Rombongan MTsN 1 Wonogiri mendapat paparan mengenai pelaksanaan Program SSK yang mencakup edukasi pencegahan perundungan (bullying), pencegahan pernikahan usia dini, pencegahan stunting, penguatan kesehatan mental remaja, kampanye hidup sehat, serta gerakan anti narkoba. Berbagai materi disampaikan melalui media informasi, diskusi interaktif, dan pendekatan edukasi sebaya sehingga lebih mudah dipahami serta diterapkan dalam kehidupan sehari-hari.

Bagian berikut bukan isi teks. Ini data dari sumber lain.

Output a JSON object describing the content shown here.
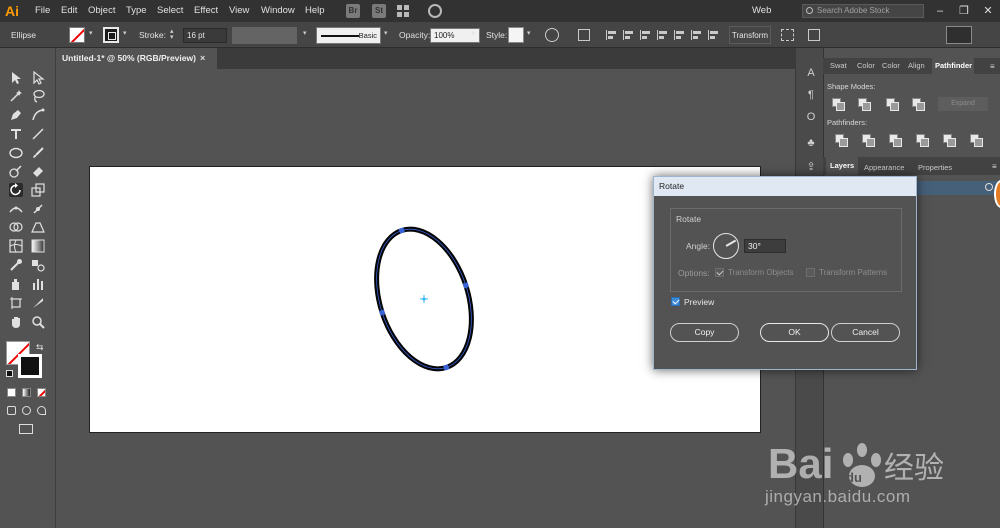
{
  "app": {
    "logo_text": "Ai"
  },
  "menu": [
    "File",
    "Edit",
    "Object",
    "Type",
    "Select",
    "Effect",
    "View",
    "Window",
    "Help"
  ],
  "app_buttons": [
    "Br",
    "St"
  ],
  "workspace": "Web",
  "search": {
    "placeholder": "Search Adobe Stock"
  },
  "window_controls": [
    "–",
    "❐",
    "✕"
  ],
  "control_bar": {
    "selection": "Ellipse",
    "stroke_label": "Stroke:",
    "stroke_value": "16 pt",
    "brush_label": "Basic",
    "opacity_label": "Opacity:",
    "opacity_value": "100%",
    "style_label": "Style:",
    "transform_label": "Transform"
  },
  "document": {
    "tab_title": "Untitled-1* @ 50% (RGB/Preview)",
    "close": "×"
  },
  "panels": {
    "top_tabs": [
      "Swat",
      "Color",
      "Color",
      "Align",
      "Pathfinder"
    ],
    "shape_modes_label": "Shape Modes:",
    "expand_label": "Expand",
    "pathfinders_label": "Pathfinders:",
    "bottom_tabs": [
      "Layers",
      "Appearance",
      "Properties"
    ]
  },
  "rotate_dialog": {
    "title": "Rotate",
    "group_label": "Rotate",
    "angle_label": "Angle:",
    "angle_value": "30°",
    "options_label": "Options:",
    "transform_objects": "Transform Objects",
    "transform_patterns": "Transform Patterns",
    "preview": "Preview",
    "copy": "Copy",
    "ok": "OK",
    "cancel": "Cancel"
  },
  "watermark": {
    "brand": "Bai du 经验",
    "url": "jingyan.baidu.com"
  },
  "colors": {
    "accent": "#3c8ad8",
    "selection_blue": "#3a63d6",
    "logo_orange": "#ff9a00"
  }
}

Kepala MTsN 3 Malang, Dra. Hj. Warsi, M.Pd., mengatakan bahwa Program SSK tidak hanya berorientasi pada penyampaian informasi, tetapi juga membangun budaya madrasah yang mendukung tumbuhnya perilaku hidup sehat, kepedulian sosial, dan kesiapan peserta didik menghadapi tantangan masa depan. “Melalui Program SSK, kami berupaya menghadirkan edukasi kependudukan yang dekat dengan kehidupan peserta didik. Isu seperti perundungan, kesehatan mental, stunting, pernikahan usia dini, hingga penyalahgunaan narkoba menjadi perhatian karena berkaitan langsung dengan kualitas generasi masa depan,” ujarnya.

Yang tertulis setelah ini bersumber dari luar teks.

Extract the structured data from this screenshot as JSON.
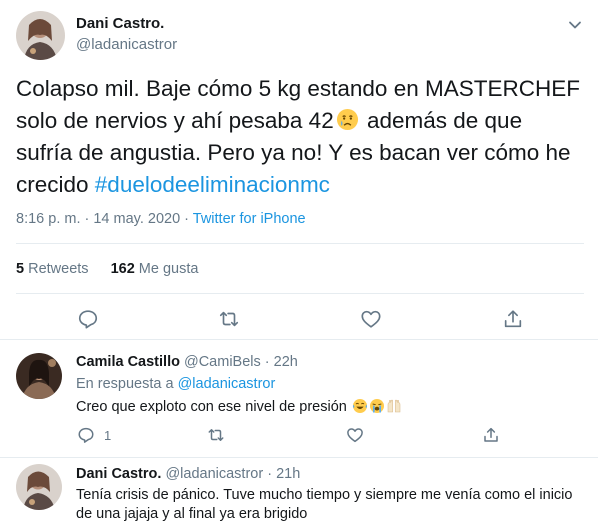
{
  "tweet": {
    "author_name": "Dani Castro.",
    "author_handle": "@ladanicastror",
    "text_line1": "Colapso mil. Baje cómo 5 kg estando en MASTERCHEF",
    "text_line2a": "solo de nervios y ahí pesaba 42",
    "text_line2b": " además de que",
    "text_line3": "sufría de angustia. Pero ya no! Y es bacan ver cómo he",
    "text_line4": "crecido ",
    "hashtag": "#duelodeeliminacionmc",
    "time": "8:16 p. m. · 14 may. 2020 · ",
    "source": "Twitter for iPhone",
    "retweets_count": "5",
    "retweets_label": " Retweets",
    "likes_count": "162",
    "likes_label": " Me gusta",
    "emoji": "crying-face"
  },
  "replies": [
    {
      "name": "Camila Castillo",
      "handle_time": " @CamiBels · 22h",
      "in_response_label": "En respuesta a ",
      "in_response_handle": "@ladanicastror",
      "text": "Creo que exploto con ese nivel de presión",
      "emojis": [
        "tears-of-joy",
        "loudly-crying",
        "raised-hands"
      ],
      "reply_count": "1"
    },
    {
      "name": "Dani Castro.",
      "handle_time": " @ladanicastror · 21h",
      "text_line1": "Tenía crisis de pánico. Tuve mucho tiempo y siempre me venía como el inicio",
      "text_line2": "de una jajaja y al final ya era brigido"
    }
  ],
  "colors": {
    "accent": "#1b95e0",
    "secondary_text": "#657786",
    "primary_text": "#14171a",
    "divider": "#e6ecf0"
  }
}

Pelaksanaan Program SSK di MTsN 3 Malang melibatkan peserta didik sebagai edukator sebaya yang menyampaikan berbagai materi kepada teman-temannya. Pendekatan tersebut menjadi salah satu strategi untuk membangun kesadaran sekaligus memperkuat budaya saling mengingatkan dalam menciptakan lingkungan madrasah yang aman, sehat, dan inklusif.

Kepala MTsN 1 Wonogiri, Kusun Dahari, S.Pd.I., M.S.I., menilai Program SSK MTsN 3 Malang telah dikelola secara sistematis dan berkelanjutan. Menurutnya, program tersebut mampu menjawab berbagai persoalan remaja melalui kegiatan edukatif yang melibatkan seluruh warga madrasah. “Program ini memberikan gambaran bahwa pendidikan kependudukan dapat diintegrasikan dengan penguatan karakter peserta didik. Banyak praktik baik yang kami peroleh dan menjadi referensi untuk dikembangkan sesuai dengan kebutuhan madrasah kami,” ungkapnya.

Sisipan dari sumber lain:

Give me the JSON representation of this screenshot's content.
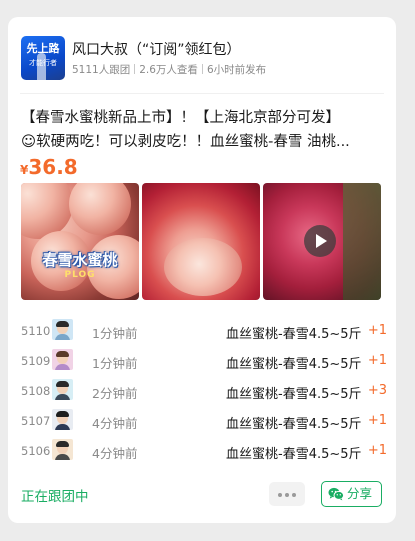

Kunjungan diakhiri dengan sesi diskusi dan berbagi praktik baik mengenai pengelolaan Program SSK. Pertemuan tersebut diharapkan memperkuat kolaborasi antar-madrasah dalam mengembangkan pendidikan kependudukan sekaligus mendorong lahirnya generasi yang sehat, berkarakter, bebas dari perundungan dan penyalahgunaan narkoba, serta mampu merencanakan masa depan secara bertanggung jawab.